Jitjatjo offers a benefits package, Better, which provides life insurance, accidental death and dismemberment insurance, counseling services and prescription discounts along with money-saving offers at retail. For an additional $1 per week, workers can get additional insurance coverage, pet wellness and roadside assistance through insurance startup Avibra.

And, unlike on some gig platforms, workers on Jitjatjo are classified as W-2 employees, not 1099 — meaning they aren’t responsible for their own payroll taxes come tax day.

Other aspects of Jitjatjo are more troubling, however.

Employers can use the platform to track an employee’s locations even before a shift starts — a potential privacy concern. (In response to a question about this, Chatfield said that Jitjatjo is “committed to user privacy and data security” and that its policies “include strict guidelines on data retention and usage.”). Average hourly pay for some gigs on the platform is as low as $12.99 per hour, according to self-reported data on Indeed.com — below the minimum wage in a number of states. And according to app reviews on the Apple App Store and Google Play, Jitjatjo’s platform suffers from bugs that can result in gigs being missed or premature clock-outs — and pay being delayed.

But none of that appears to have impacted Jitjatjo’s growth.
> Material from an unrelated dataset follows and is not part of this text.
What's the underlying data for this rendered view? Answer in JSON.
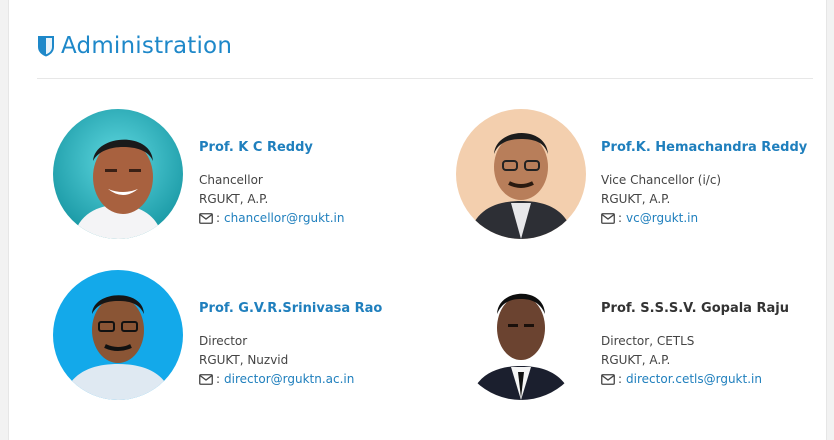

Chatfield says that NYC-based Jitjatjo, which now employs around 120 full-time employees, has more than 40,000 gig workers on its marketplace and “thousands” of customers spanning three continents, including Australia.

“Jitjatjo’s technology represents a scalable, efficient enterprise-grade solution for managing shift-based workforces, reducing overheads and improving operational efficiency,” Chatfield said. “Jitjatjo is a scalable solution for businesses with a contingent labor strategy, enabling organizations to safely bring the gig economy and flexible work inside, further meeting the demands of the next-generation workforce … [The platform boosts] employee satisfaction and retention through engaging training, real-time feedback and recognition, fostering a positive and productive workplace.”

Hopefully, Jitjatjo’s gig workers agree.